Bottomline – the cost to build, maintain and deploy can skyrocket burdening enterprises with owning its carbon footprint.

Background:

Before jumping into the adoption options below, it is critical to keep in mind that the AI solution stack varies according to ‘how it will be used’. This implies one must have a deep understanding of the AI use case being built or deployed.

The dependencies of which include:

Understanding of AI use case including its scope, context, purpose and value
Mapping AI use case to infrastructure, software and services

Let’s dive into five practical options based on the factors above:

Number	option	example	risk characteristics
1	Usability at the individual level: Most commonly, subscription-based plans are available for use on foundation models.	As simple as $20 monthly subscription to ChatGPT or GPT-4	fully open low risk control high auditability
2	For light-weight productivity tools and similar applications: Through the use of open-source APIs available for businesses that want to develop applications on top of its foundational models.	OpenAI APIs are leveraged to develop applications typically for marketing, productivity gains, and for creating assistants aligned with specific business needs.	gated-to-public low risk control high auditability
3	Specialized vertically aligned AI engines: Through the use of open-source API on top of its foundation models. This option typically does not differentiate or support personalization. If that is not a concern, foundation model like Open AI or Bard AI should support business needs.	Answering complex questions, pulling from vast amounts of legal or financial documentation, and drafting and reviewing annual reports, earning reports, etc.	gated-to-public low risk control high auditability
4	Use of off-the-shelf open source large language model (LLM): A cheap-to-build LLM model that supports AI democratization for enterprises wanting to build their own generative AI language models.	Databricks introduced Dolly, affordable model, that exhibits an instruction-following capabilities similar to ChatGPT. Trained on 6 billion parameters as opposed to 175 billion parameters in GPT-4. The LLM is cloned from the Alpaca open model built by Stanford.	open-model high risk control high auditability
5	As a service Foundation AI model: Provides ability differentiate on specialized use cases or to gain competitive advantage. Using services, companies have an option to build (personalized database) on high-quality pre-trained models specifically built and trained on specialized industry use cases, where developers may further customize or fine-tune.	NVDIA has over 50 specific use cases to explore across NLP, Speech AI, Computer Vision, Healthcare, Cybersecurity, Art and Creative workflow, etc. Scalable pretrained AI models can be applied across industries. Further customization and fine-tuning can lead to infinite possibilities for use cases.	closed-model medium-high risk control mid-high auditability

Additional Notes on Option 5:

NVIDIA’s as a service solutions foundation model is a family of cloud services with which enterprises will be able to build their own LLMs and run them at scale, calling them from enterprise applications.
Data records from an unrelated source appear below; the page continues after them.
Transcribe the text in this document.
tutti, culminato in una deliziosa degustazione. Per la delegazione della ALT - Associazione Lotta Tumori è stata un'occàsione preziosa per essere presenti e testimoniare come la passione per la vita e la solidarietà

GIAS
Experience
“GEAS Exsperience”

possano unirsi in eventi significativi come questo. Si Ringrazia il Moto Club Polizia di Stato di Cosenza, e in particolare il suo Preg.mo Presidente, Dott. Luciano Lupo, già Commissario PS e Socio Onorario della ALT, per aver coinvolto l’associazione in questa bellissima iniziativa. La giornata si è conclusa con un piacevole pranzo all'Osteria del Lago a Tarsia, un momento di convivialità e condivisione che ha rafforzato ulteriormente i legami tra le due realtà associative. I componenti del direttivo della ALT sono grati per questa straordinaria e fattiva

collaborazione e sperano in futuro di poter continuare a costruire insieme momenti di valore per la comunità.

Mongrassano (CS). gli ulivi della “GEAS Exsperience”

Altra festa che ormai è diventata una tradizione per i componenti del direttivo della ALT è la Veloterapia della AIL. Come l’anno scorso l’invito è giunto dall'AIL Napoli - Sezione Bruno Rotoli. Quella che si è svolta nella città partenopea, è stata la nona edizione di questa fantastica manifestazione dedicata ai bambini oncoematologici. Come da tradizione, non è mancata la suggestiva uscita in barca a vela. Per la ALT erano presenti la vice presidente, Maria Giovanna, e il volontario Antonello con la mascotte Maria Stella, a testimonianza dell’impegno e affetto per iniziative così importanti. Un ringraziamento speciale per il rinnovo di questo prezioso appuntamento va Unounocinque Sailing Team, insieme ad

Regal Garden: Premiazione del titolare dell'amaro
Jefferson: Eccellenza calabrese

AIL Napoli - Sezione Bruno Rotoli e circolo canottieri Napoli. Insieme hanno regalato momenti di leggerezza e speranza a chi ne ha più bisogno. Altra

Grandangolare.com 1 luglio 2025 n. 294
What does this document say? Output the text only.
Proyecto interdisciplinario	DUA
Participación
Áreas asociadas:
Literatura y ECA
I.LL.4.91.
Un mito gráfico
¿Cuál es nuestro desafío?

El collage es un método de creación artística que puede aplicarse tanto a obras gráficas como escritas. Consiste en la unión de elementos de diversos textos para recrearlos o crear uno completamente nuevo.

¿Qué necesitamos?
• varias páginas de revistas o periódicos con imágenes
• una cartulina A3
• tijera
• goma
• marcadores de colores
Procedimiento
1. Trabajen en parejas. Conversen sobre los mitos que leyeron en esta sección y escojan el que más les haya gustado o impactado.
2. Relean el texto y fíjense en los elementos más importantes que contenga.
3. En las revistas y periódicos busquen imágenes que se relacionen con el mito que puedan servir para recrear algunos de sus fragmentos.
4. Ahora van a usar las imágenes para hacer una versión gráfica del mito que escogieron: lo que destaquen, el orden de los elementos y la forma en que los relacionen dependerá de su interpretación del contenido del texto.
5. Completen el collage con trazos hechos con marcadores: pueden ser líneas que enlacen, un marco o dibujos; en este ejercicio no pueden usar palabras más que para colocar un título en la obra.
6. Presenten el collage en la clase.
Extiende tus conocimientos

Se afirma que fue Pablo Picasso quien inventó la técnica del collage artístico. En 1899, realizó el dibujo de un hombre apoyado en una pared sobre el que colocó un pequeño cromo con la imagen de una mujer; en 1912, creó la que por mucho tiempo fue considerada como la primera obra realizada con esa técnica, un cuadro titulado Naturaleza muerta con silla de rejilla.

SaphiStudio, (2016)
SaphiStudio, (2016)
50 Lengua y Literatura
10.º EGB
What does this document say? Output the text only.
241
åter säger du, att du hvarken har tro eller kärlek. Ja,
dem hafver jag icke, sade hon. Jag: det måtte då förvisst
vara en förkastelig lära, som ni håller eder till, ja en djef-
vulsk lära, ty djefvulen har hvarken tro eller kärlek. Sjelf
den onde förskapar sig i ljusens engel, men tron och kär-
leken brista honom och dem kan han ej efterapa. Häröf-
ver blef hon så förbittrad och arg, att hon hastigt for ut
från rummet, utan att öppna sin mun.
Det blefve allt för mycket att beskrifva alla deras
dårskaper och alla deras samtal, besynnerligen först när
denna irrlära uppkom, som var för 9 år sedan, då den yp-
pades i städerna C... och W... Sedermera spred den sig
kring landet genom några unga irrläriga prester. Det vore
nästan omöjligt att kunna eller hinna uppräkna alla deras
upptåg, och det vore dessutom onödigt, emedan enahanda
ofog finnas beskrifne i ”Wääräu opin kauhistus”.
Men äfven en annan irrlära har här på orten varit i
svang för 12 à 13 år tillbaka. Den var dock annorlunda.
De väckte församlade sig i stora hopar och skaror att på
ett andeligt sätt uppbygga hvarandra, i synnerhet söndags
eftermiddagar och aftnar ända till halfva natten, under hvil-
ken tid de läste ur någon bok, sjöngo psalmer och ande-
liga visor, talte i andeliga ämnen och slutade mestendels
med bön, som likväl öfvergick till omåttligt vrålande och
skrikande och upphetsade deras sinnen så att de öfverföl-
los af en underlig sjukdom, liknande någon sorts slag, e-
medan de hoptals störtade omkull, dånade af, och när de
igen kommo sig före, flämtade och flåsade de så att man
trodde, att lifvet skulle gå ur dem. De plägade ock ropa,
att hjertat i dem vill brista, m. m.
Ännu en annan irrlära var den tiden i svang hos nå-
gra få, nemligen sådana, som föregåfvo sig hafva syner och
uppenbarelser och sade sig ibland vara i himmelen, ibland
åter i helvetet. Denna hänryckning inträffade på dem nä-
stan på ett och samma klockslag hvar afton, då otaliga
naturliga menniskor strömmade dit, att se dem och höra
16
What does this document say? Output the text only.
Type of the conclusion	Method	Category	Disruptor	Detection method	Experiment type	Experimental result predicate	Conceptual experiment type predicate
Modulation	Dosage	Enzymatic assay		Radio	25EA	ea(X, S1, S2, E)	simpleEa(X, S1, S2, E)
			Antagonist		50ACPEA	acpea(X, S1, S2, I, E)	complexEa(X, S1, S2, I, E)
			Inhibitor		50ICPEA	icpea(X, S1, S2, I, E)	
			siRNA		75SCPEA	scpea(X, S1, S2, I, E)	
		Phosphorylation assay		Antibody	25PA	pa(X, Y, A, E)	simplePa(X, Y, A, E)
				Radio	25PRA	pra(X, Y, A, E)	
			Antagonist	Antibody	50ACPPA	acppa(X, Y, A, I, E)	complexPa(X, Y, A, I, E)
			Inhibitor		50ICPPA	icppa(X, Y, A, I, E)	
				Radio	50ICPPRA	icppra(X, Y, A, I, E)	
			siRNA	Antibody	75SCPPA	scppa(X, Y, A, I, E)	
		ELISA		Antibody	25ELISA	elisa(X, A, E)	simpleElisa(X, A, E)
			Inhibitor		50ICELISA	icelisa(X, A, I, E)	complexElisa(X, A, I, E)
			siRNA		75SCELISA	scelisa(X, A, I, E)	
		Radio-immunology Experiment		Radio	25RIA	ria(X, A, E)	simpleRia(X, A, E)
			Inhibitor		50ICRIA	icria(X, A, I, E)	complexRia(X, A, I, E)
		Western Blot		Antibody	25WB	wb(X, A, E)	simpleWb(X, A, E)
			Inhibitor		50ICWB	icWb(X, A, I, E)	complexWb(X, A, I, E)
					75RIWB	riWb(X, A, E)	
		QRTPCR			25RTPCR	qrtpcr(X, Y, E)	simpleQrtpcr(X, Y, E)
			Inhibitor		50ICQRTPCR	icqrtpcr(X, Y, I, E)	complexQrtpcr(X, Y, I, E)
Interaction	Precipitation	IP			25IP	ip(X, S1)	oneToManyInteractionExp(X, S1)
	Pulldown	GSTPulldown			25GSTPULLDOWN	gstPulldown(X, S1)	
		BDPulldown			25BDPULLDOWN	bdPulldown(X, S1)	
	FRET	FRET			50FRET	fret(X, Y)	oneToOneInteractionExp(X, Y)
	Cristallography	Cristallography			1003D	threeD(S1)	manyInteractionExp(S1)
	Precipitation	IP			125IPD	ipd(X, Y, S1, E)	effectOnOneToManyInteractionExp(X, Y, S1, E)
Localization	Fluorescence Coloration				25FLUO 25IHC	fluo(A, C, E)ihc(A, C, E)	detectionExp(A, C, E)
In NVIDIA’s recent developer’s conference, NVIDIA outlined 3 services launched on limited access. Each include a pretrained model, data processing frameworks (providing raw data for differentiations), ability to couple personalization databases, inference engines and APIs to access the service.

Examples of these include:

NeMo for generating text
Picasso for visuals – So to elaborate, use of in the recent Adobe Firefly (Adobe debuting its beta-version to generate images & videos from text) and soon to be integrated into Abode Photoshop, Illustrator and Express, and NVIDIA’s own Picasso/Imagery systems for generating images, videos and 3D apps
BioNeMo for molecular structures

Closing Remarks

In order to differentiate on specialized use cases or to gain competitive advantage, organizations have an option to:

build on open model like Dolly from affordability standpoint (option 4)
secure high-quality pre-trained models specifically built and trained on specialized industry use cases, where developers may further customize or fine-tune (option 5)

Every enterprise building open-source foundations or specialized pre-trained models, should prioritize the importance of using ethical data that is transparent, explainable, and obtained with consent. The model should be evaluated for risks associated with bias, privacy, security and reliability of its outcomes.